The Colíder Dam is a rock-fill dam with an asphalt-concrete core, built from 2011 to 2019 on the Teles Pires river. It is located about 40 km southeast of Colíder in the state of Mato Grosso, Brazil. The dam's hydroelectric power stations have 3 turbines each 102.3 MW, resulting in a total installed capacity of 306.9 MW. Construction on the run-of-the-river type station was initiated in May 2011, and the last unit started operating in December 2019.

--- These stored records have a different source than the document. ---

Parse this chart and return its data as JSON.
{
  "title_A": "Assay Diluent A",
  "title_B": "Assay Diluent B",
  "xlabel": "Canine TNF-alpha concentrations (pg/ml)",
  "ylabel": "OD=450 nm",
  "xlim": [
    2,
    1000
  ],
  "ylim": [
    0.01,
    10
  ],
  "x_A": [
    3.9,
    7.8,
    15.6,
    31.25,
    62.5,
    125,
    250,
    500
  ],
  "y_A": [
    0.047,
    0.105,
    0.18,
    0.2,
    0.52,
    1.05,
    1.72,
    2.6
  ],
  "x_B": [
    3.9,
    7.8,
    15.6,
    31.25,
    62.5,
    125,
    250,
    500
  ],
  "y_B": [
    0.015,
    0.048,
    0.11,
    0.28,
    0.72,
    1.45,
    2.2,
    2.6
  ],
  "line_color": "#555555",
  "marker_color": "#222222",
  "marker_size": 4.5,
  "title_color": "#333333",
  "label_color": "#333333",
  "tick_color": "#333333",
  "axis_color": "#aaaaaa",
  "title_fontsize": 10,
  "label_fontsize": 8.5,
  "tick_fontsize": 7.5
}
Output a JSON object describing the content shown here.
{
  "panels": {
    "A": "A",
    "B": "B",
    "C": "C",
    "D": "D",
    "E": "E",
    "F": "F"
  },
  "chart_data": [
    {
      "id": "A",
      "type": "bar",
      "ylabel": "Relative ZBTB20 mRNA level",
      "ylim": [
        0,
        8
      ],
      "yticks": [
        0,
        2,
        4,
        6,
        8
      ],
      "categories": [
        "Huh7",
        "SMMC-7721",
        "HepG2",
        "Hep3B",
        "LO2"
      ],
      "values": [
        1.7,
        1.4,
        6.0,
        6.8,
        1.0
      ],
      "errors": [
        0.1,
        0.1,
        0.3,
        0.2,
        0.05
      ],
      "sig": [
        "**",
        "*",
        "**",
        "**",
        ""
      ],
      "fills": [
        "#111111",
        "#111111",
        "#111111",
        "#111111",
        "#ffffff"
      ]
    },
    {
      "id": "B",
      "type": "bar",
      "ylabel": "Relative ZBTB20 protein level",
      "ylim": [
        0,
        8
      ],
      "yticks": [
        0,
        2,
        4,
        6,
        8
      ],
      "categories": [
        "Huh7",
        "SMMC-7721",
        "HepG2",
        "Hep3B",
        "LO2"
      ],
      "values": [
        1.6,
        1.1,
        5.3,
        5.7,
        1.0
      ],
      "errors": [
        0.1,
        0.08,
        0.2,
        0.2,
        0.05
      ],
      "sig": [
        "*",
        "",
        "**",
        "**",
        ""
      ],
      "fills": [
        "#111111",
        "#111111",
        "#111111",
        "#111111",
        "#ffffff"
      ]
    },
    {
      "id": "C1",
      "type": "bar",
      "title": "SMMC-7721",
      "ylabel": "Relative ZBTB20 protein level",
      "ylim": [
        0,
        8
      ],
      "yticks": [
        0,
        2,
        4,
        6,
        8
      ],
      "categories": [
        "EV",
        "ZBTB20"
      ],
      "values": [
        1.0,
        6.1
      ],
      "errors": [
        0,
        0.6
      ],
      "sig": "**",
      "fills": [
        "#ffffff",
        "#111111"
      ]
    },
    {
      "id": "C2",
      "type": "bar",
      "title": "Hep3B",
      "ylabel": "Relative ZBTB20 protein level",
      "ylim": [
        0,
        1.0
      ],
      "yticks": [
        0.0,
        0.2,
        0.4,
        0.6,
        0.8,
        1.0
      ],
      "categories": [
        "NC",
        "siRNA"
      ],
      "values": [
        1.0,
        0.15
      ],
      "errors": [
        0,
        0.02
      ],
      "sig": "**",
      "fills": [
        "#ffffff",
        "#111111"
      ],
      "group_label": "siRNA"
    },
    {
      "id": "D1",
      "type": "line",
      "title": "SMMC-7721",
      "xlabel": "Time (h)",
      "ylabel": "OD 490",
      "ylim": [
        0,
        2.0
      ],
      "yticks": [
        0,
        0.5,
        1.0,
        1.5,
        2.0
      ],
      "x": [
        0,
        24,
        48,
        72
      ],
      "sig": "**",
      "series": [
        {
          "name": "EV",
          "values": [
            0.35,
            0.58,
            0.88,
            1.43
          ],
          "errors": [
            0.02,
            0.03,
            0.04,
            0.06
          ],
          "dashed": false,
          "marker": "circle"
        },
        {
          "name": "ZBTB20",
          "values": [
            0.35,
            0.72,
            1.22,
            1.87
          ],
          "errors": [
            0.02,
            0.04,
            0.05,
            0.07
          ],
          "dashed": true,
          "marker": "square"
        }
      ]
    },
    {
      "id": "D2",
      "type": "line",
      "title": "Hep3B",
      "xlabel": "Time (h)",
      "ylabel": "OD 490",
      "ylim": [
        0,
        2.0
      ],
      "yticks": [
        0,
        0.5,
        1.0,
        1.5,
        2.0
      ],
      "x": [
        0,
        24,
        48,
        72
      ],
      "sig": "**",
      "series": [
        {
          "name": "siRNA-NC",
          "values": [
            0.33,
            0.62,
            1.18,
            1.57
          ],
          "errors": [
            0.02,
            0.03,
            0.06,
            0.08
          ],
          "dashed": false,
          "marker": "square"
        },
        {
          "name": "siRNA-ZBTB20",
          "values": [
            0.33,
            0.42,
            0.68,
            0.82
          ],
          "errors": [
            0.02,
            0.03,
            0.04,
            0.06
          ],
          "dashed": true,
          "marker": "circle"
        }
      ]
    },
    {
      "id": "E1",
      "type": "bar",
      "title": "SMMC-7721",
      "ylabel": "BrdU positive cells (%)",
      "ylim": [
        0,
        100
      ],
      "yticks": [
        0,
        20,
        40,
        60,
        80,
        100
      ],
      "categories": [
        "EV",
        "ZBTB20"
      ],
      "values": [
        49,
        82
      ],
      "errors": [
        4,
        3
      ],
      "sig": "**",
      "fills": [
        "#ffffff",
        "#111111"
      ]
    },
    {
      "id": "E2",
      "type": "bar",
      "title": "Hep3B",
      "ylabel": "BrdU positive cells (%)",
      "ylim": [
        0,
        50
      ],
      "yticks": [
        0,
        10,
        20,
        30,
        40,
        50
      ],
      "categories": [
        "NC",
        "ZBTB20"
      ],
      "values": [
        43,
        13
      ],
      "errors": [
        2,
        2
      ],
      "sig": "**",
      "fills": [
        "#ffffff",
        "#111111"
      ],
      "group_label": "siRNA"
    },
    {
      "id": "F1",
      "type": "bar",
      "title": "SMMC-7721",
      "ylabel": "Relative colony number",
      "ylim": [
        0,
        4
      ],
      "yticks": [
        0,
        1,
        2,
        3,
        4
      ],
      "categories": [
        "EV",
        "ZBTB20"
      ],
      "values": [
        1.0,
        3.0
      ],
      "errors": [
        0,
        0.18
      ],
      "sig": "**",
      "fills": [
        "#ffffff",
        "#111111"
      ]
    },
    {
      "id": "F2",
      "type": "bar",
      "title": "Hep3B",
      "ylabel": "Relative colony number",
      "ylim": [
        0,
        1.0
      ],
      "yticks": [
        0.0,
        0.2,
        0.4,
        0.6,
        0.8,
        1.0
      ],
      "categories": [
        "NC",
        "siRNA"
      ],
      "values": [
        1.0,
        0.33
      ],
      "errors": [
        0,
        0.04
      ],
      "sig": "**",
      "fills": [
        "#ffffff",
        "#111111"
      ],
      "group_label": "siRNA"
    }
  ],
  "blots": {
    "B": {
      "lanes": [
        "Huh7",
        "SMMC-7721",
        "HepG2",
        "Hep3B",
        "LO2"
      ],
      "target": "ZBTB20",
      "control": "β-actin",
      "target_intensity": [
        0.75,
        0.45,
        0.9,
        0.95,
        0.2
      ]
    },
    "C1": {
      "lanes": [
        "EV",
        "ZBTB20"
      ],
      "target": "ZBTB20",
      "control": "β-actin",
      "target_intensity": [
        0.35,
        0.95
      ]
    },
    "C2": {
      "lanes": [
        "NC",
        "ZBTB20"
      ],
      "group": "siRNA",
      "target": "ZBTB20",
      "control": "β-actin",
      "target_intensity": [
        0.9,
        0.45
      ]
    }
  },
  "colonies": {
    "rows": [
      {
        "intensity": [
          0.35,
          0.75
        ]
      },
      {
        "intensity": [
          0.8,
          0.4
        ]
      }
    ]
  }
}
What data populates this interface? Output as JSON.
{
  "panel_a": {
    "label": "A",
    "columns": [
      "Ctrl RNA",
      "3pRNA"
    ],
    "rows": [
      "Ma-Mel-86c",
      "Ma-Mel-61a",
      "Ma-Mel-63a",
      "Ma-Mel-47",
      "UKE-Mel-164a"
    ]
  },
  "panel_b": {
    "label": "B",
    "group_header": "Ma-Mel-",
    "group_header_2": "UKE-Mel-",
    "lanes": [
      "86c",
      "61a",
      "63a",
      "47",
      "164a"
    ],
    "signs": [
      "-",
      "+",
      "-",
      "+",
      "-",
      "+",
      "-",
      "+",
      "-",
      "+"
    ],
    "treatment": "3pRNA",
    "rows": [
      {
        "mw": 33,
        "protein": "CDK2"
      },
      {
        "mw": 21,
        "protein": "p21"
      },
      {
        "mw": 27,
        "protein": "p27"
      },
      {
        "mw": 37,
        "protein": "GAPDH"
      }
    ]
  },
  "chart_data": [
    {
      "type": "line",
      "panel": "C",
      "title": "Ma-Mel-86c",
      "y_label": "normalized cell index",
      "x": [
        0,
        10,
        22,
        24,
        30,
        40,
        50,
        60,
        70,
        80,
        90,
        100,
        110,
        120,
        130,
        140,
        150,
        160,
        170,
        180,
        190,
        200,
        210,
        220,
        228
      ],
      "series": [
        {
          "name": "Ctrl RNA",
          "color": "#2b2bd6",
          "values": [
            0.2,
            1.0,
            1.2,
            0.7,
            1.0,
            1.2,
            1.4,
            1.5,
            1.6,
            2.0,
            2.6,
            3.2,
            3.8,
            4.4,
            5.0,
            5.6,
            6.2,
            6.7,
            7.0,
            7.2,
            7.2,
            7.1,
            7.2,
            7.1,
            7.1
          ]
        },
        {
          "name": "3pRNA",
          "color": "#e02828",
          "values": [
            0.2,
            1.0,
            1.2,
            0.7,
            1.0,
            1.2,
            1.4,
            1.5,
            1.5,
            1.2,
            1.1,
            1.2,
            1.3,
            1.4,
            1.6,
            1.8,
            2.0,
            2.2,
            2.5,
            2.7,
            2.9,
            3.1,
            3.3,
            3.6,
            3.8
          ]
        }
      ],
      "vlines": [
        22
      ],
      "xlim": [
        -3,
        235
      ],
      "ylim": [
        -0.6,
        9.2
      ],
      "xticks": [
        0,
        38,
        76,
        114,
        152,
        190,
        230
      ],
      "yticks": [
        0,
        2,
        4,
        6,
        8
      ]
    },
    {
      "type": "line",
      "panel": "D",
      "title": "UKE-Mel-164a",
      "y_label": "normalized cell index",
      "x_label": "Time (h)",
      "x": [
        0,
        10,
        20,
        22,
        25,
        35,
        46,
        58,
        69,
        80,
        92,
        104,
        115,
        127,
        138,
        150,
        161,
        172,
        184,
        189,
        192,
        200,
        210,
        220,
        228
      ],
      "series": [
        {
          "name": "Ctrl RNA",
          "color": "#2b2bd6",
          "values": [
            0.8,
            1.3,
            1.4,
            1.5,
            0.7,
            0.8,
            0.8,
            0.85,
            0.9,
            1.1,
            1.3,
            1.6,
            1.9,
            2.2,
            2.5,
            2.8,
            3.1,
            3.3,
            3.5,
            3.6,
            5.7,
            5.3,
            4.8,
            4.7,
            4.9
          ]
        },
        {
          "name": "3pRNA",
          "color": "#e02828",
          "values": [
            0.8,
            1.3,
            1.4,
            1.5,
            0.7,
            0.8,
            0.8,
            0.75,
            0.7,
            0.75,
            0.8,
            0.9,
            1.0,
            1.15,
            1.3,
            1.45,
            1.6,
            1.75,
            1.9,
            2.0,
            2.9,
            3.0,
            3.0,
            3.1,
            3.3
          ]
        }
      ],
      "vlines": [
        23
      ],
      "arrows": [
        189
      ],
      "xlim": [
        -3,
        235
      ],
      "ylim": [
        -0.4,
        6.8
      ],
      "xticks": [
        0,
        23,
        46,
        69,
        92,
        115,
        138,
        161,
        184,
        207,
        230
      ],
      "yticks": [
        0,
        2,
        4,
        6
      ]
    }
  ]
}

The dam is part of a planned six power plant "Hidrovia Tapajos/Teles Pires" project to create a navigable waterway connecting the interior of Brazil to the Atlantic Ocean.
The waterway will consist of five dams on the Teles Pires river: 53 MW Magessi Dam, 402 MW Sinop Dam, 300 MW Colíder Dam, 1820 MW Teles Pires Dam, 736 MW Sao Manoel Dam) and the 230 MW Foz do Apiacas Dam on the Apiacas river.

The Colíder Dam, Sinop Dam and Teles Pires Dam are built, while the smaller upstream dams are still in the planning stages by 2019.

==Design==
The Colíder Dam will be a combination embankment dam with concrete sections for the power stations and spillway. The length of the entire dam will be 1560 m. The dam will utilize 4.7 million cubic meters of earth and 260 thousand cubic meters of concrete, and will impound a reservoir with a surface area of 182.8 square kilometers. The power plant is being constructed by the Brazilian utility Companhia Paranaense de Energia (Copel).

===Environmental Impacts===

To reduce emissions of methane, a powerful greenhouse gas, 82 square kilometers of vegetation were cleared before the reservoir was filled.